Несмотря на раздражение, я, как и всегда, остановился, чтобы восхититься великолепным входом в дом. Круглый холл с галереей наверху; высоко висела массивная люстра «Уотерфорд», а потолок был словно отражением мраморного пола. Справа находилась дверь, которая вела в зал и ряд гостиных, слева – библиотека, а по другую сторону холла, за лестницей, коридоры вели в комнаты для прислуги и всякие подсобные помещения.
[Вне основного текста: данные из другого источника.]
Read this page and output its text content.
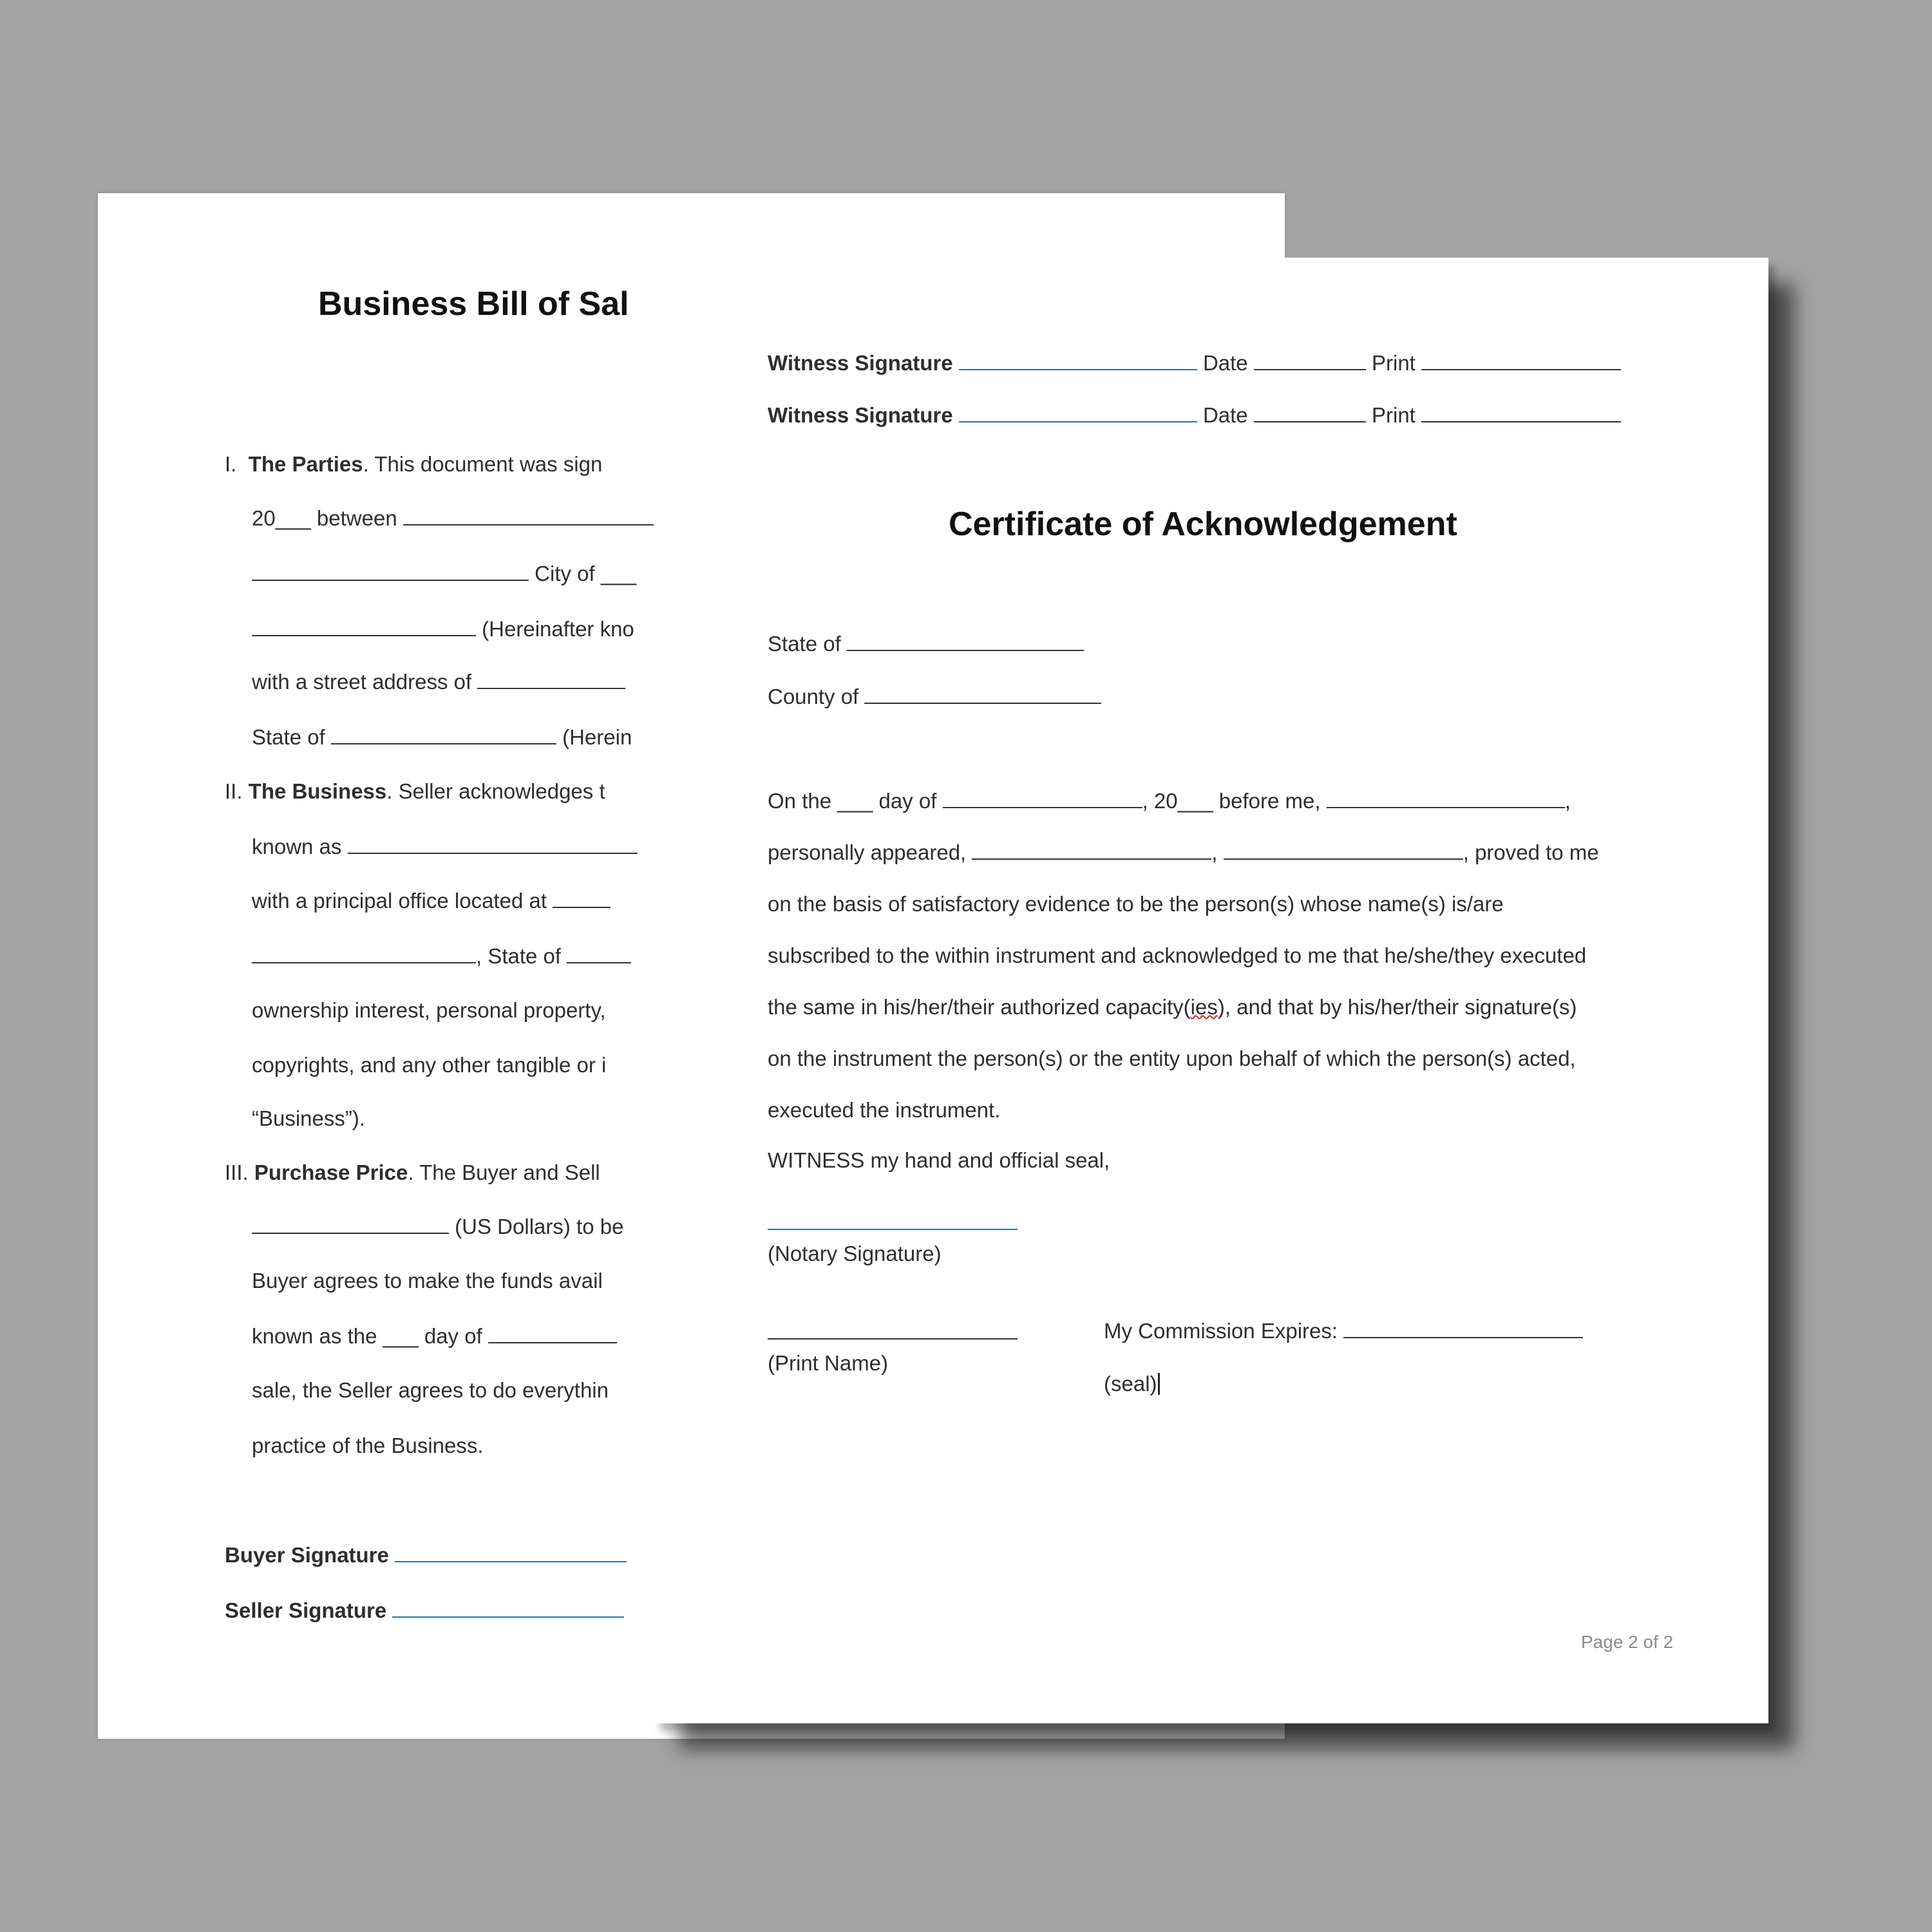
Business Bill of Sal
I. The Parties. This document was sign
20___ between
City of ___
(Hereinafter kno
with a street address of
State of	(Herein
II. The Business. Seller acknowledges t
known as
with a principal office located at
, State of
ownership interest, personal property,
copyrights, and any other tangible or i
“Business”).
III. Purchase Price. The Buyer and Sell
(US Dollars) to be
Buyer agrees to make the funds avail
known as the ___ day of
sale, the Seller agrees to do everythin
practice of the Business.
Buyer Signature
Seller Signature
Witness Signature	Date	Print
Witness Signature	Date	Print
Certificate of Acknowledgement
State of
County of
On the ___ day of	, 20___ before me,	,
personally appeared,	,	, proved to me
on the basis of satisfactory evidence to be the person(s) whose name(s) is/are
subscribed to the within instrument and acknowledged to me that he/she/they executed
the same in his/her/their authorized capacity(ies), and that by his/her/their signature(s)
on the instrument the person(s) or the entity upon behalf of which the person(s) acted,
executed the instrument.
WITNESS my hand and official seal,
(Notary Signature)
(Print Name)
My Commission Expires:
(seal)
Page 2 of 2
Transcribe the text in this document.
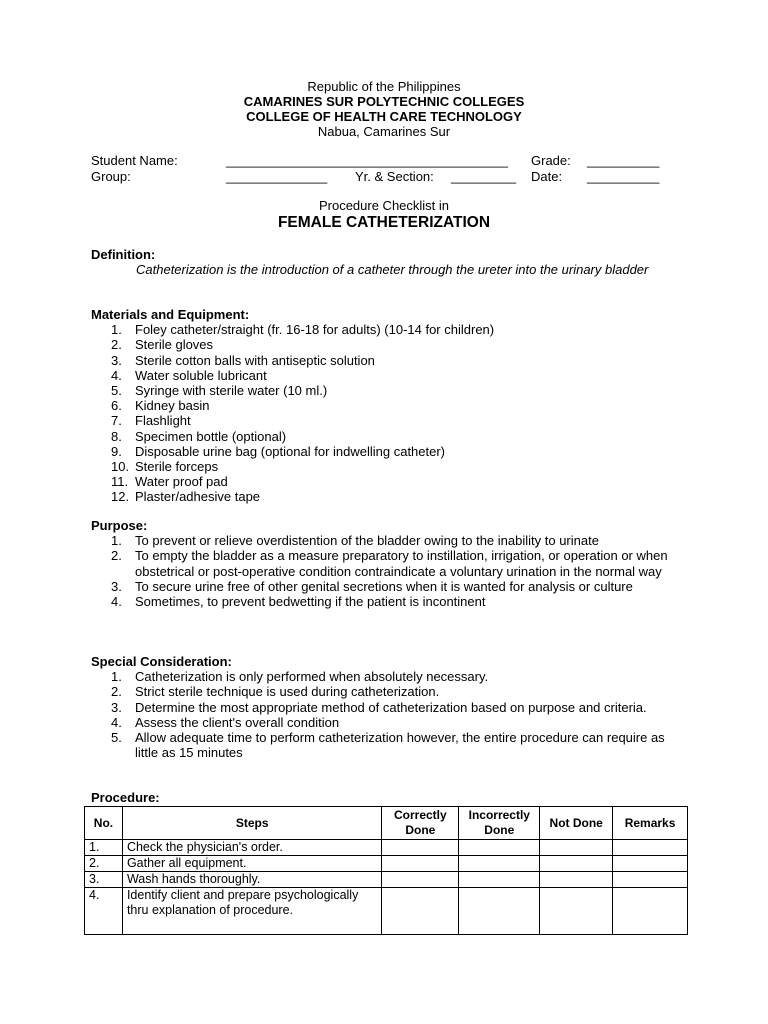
Republic of the Philippines
CAMARINES SUR POLYTECHNIC COLLEGES
COLLEGE OF HEALTH CARE TECHNOLOGY
Nabua, Camarines Sur
Student Name:	_______________________________________ Grade: __________
Group:	______________ Yr. & Section: _________ Date: __________
Procedure Checklist in
FEMALE CATHETERIZATION
Definition:
Catheterization is the introduction of a catheter through the ureter into the urinary bladder
Materials and Equipment:
1.	Foley catheter/straight (fr. 16-18 for adults) (10-14 for children)
2.	Sterile gloves
3.	Sterile cotton balls with antiseptic solution
4.	Water soluble lubricant
5.	Syringe with sterile water (10 ml.)
6.	Kidney basin
7.	Flashlight
8.	Specimen bottle (optional)
9.	Disposable urine bag (optional for indwelling catheter)
10. Sterile forceps
11. Water proof pad
12. Plaster/adhesive tape
Purpose:
1.	To prevent or relieve overdistention of the bladder owing to the inability to urinate
2.	To empty the bladder as a measure preparatory to instillation, irrigation, or operation or when obstetrical or post-operative condition contraindicate a voluntary urination in the normal way
3.	To secure urine free of other genital secretions when it is wanted for analysis or culture
4.	Sometimes, to prevent bedwetting if the patient is incontinent
Special Consideration:
1.	Catheterization is only performed when absolutely necessary.
2.	Strict sterile technique is used during catheterization.
3.	Determine the most appropriate method of catheterization based on purpose and criteria.
4.	Assess the client's overall condition
5.	Allow adequate time to perform catheterization however, the entire procedure can require as little as 15 minutes
Procedure:
No.	Steps	Correctly Done	Incorrectly Done	Not Done	Remarks
1.	Check the physician's order.				
2.	Gather all equipment.				
3.	Wash hands thoroughly.				
4.	Identify client and prepare psychologically thru explanation of procedure.				
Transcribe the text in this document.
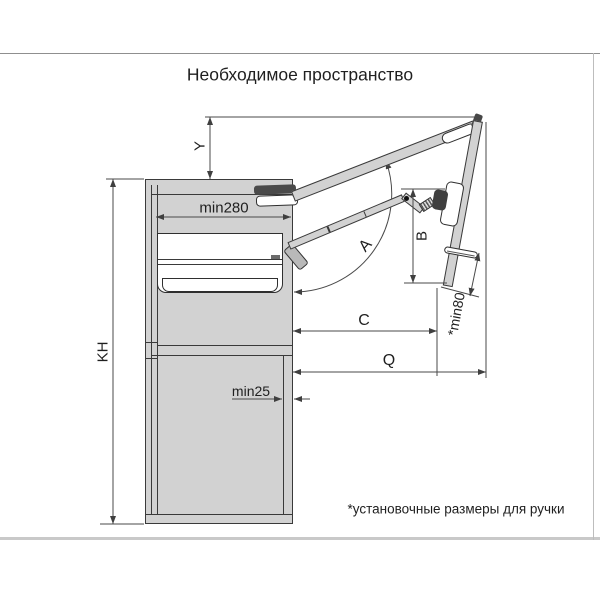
Необходимое пространство
Y
KH
min280
A
B
C
Q
min25
*min80
*установочные размеры для ручки
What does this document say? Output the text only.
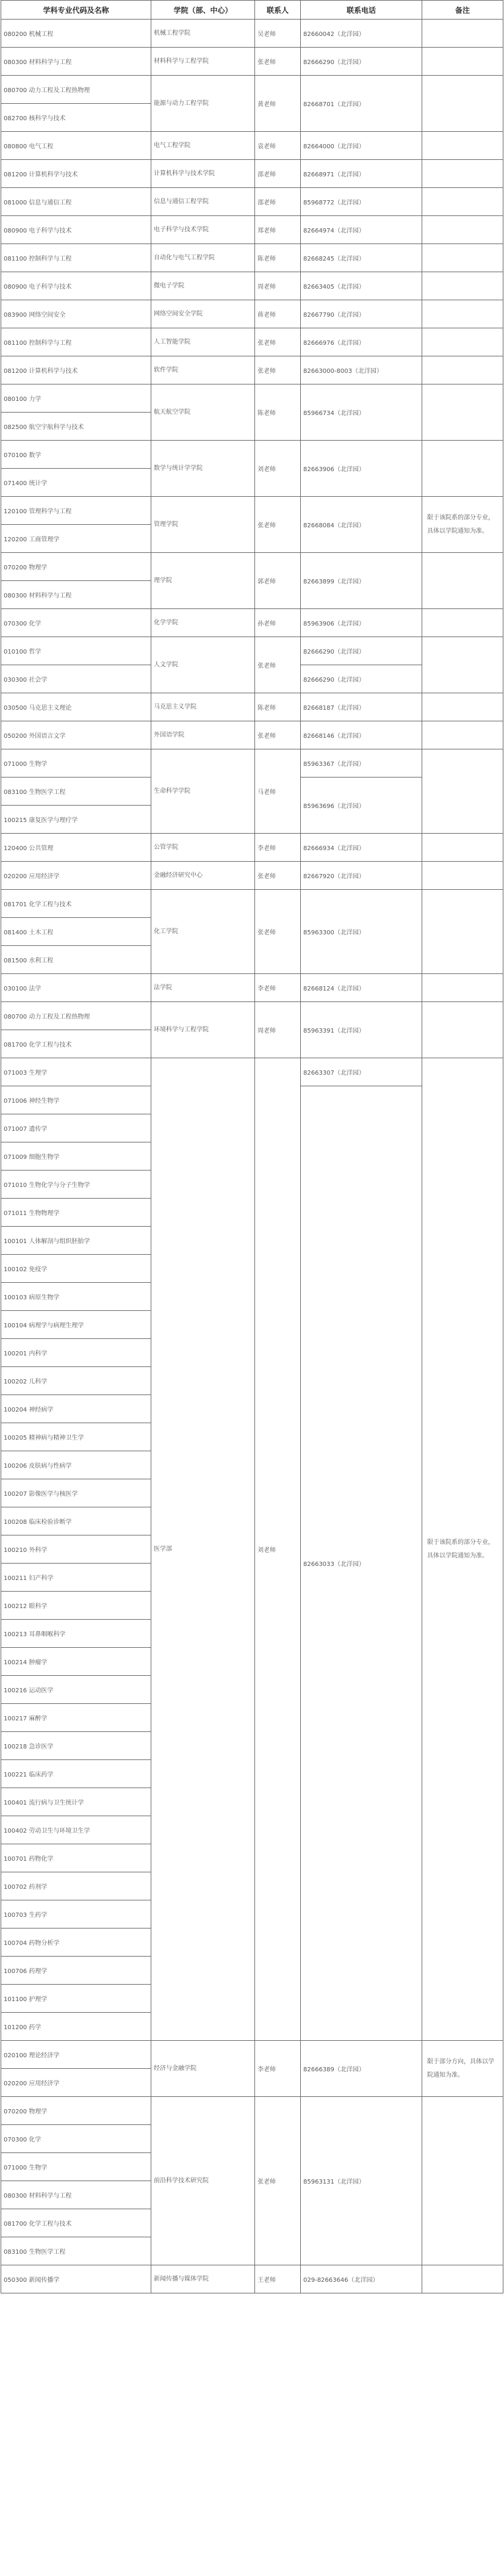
学科专业代码及名称	学院（部、中心）	联系人	联系电话	备注
080200 机械工程	机械工程学院	吴老师	82660042（北洋园）	
080300 材料科学与工程	材料科学与工程学院	张老师	82666290（北洋园）	
080700 动力工程及工程热物理	能源与动力工程学院	黄老师	82668701（北洋园）	
082700 核科学与技术				
080800 电气工程	电气工程学院	袁老师	82664000（北洋园）	
081200 计算机科学与技术	计算机科学与技术学院	邵老师	82668971（北洋园）	
081000 信息与通信工程	信息与通信工程学院	邵老师	85968772（北洋园）	
080900 电子科学与技术	电子科学与技术学院	郑老师	82664974（北洋园）	
081100 控制科学与工程	自动化与电气工程学院	陈老师	82668245（北洋园）	
080900 电子科学与技术	微电子学院	周老师	82663405（北洋园）	
083900 网络空间安全	网络空间安全学院	蒋老师	82667790（北洋园）	
081100 控制科学与工程	人工智能学院	张老师	82666976（北洋园）	
081200 计算机科学与技术	软件学院	张老师	82663000-8003（北洋园）	
080100 力学	航天航空学院	陈老师	85966734（北洋园）	
082500 航空宇航科学与技术				
070100 数学	数学与统计学学院	刘老师	82663906（北洋园）	
071400 统计学				
120100 管理科学与工程	管理学院	张老师	82668084（北洋园）	限于该院系的部分专业，具体以学院通知为准。
120200 工商管理学				
070200 物理学	理学院	郭老师	82663899（北洋园）	
080300 材料科学与工程				
070300 化学	化学学院	孙老师	85963906（北洋园）	
010100 哲学	人文学院	张老师	82666290（北洋园）	
030300 社会学			82666290（北洋园）	
030500 马克思主义理论	马克思主义学院	陈老师	82668187（北洋园）	
050200 外国语言文学	外国语学院	张老师	82668146（北洋园）	
071000 生物学	生命科学学院	马老师	85963367（北洋园）	
083100 生物医学工程			85963696（北洋园）	
100215 康复医学与理疗学				
120400 公共管理	公管学院	李老师	82666934（北洋园）	
020200 应用经济学	金融经济研究中心	张老师	82667920（北洋园）	
081701 化学工程与技术	化工学院	张老师	85963300（北洋园）	
081400 土木工程				
081500 水利工程				
030100 法学	法学院	李老师	82668124（北洋园）	
080700 动力工程及工程热物理	环境科学与工程学院	周老师	85963391（北洋园）	
081700 化学工程与技术				
071003 生理学	医学部	刘老师	82663307（北洋园）	限于该院系的部分专业，具体以学院通知为准。
071006 神经生物学			82663033（北洋园）	
071007 遗传学				
071009 细胞生物学				
071010 生物化学与分子生物学				
071011 生物物理学				
100101 人体解剖与组织胚胎学				
100102 免疫学				
100103 病原生物学				
100104 病理学与病理生理学				
100201 内科学				
100202 儿科学				
100204 神经病学				
100205 精神病与精神卫生学				
100206 皮肤病与性病学				
100207 影像医学与核医学				
100208 临床检验诊断学				
100210 外科学				
100211 妇产科学				
100212 眼科学				
100213 耳鼻咽喉科学				
100214 肿瘤学				
100216 运动医学				
100217 麻醉学				
100218 急诊医学				
100221 临床药学				
100401 流行病与卫生统计学				
100402 劳动卫生与环境卫生学				
100701 药物化学				
100702 药剂学				
100703 生药学				
100704 药物分析学				
100706 药理学				
101100 护理学				
101200 药学				
020100 理论经济学	经济与金融学院	李老师	82666389（北洋园）	限于部分方向，具体以学院通知为准。
020200 应用经济学				
070200 物理学	前沿科学技术研究院	张老师	85963131（北洋园）	
070300 化学				
071000 生物学				
080300 材料科学与工程				
081700 化学工程与技术				
083100 生物医学工程				
050300 新闻传播学	新闻传播与媒体学院	王老师	029-82663646（北洋园）	
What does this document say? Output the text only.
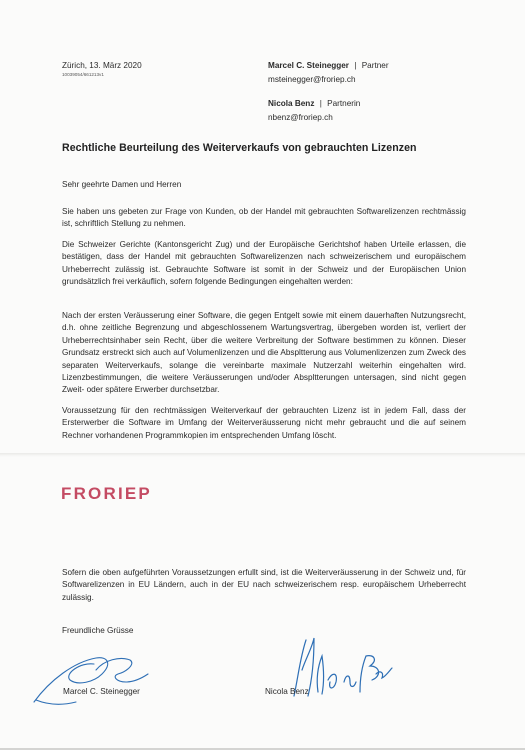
Zürich, 13. März 2020
10039054/661213v1
Marcel C. Steinegger | Partner
msteinegger@froriep.ch
Nicola Benz | Partnerin
nbenz@froriep.ch
Rechtliche Beurteilung des Weiterverkaufs von gebrauchten Lizenzen
Sehr geehrte Damen und Herren
Sie haben uns gebeten zur Frage von Kunden, ob der Handel mit gebrauchten Softwarelizenzen rechtmässig ist, schriftlich Stellung zu nehmen.
Die Schweizer Gerichte (Kantonsgericht Zug) und der Europäische Gerichtshof haben Urteile erlassen, die bestätigen, dass der Handel mit gebrauchten Softwarelizenzen nach schweizerischem und europäischem Urheberrecht zulässig ist. Gebrauchte Software ist somit in der Schweiz und der Europäischen Union grundsätzlich frei verkäuflich, sofern folgende Bedingungen eingehalten werden:
Nach der ersten Veräusserung einer Software, die gegen Entgelt sowie mit einem dauerhaften Nutzungsrecht, d.h. ohne zeitliche Begrenzung und abgeschlossenem Wartungsvertrag, übergeben worden ist, verliert der Urheberrechtsinhaber sein Recht, über die weitere Verbreitung der Software bestimmen zu können. Dieser Grundsatz erstreckt sich auch auf Volumenlizenzen und die Abspltterung aus Volumenlizenzen zum Zweck des separaten Weiterverkaufs, solange die vereinbarte maximale Nutzerzahl weiterhin eingehalten wird. Lizenzbestimmungen, die weitere Veräusserungen und/oder Abspltterungen untersagen, sind nicht gegen Zweit- oder spätere Erwerber durchsetzbar.
Voraussetzung für den rechtmässigen Weiterverkauf der gebrauchten Lizenz ist in jedem Fall, dass der Ersterwerber die Software im Umfang der Weiterveräusserung nicht mehr gebraucht und die auf seinem Rechner vorhandenen Programmkopien im entsprechenden Umfang löscht.
FRORIEP
Sofern die oben aufgeführten Voraussetzungen erfullt sind, ist die Weiterveräusserung in der Schweiz und, für Softwarelizenzen in EU Ländern, auch in der EU nach schweizerischem resp. europäischem Urheberrecht zulässig.
Freundliche Grüsse
Marcel C. Steinegger	Nicola Benz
Я вздохнул, наслаждаясь знакомой радостью возвращения, и позволил себе забыть о раздражении.
– Хейс, велите подать еду через полчаса, – отрывисто приказал я, – и напомните горничной, чтобы надлежащим образом проветрила мою спальню. Одной грелки будет мало. Где мой сын?
– Думаю, он отправился в Клонарин, милорд. Вместе с молодым Дерри Странаханом.
– Я хочу увидеть его сразу по возвращении. Принесите, пожалуйста, мне в библиотеку бренди и воду.
Библиотека представляла собой квадратное помещение с окнами, выходящими на долину. Главным предметом мебели здесь был громадный стол, спроектированный отцом на свой эксцентричный манер. Я, следуя давней привычке, сел за него и посмотрел на портрет Элеоноры над камином белого мрамора. На столе стояла миниатюра, изображающая моего покойного сына Луиса. Он улыбался. Портрет походил на оригинал, и я не в первый раз спрашивал себя, как бы он выглядел сейчас, останься жив. Ему бы теперь исполнилось двадцать пять. Он бы уже получил степень в Оксфорде и, как положено, совершил путешествие по Европе. Возможно, уже женился бы. Наверняка занимался бы политикой, заседал в палате общин, вступил в Карлтон-клуб… Как бы Элеонора гордилась им…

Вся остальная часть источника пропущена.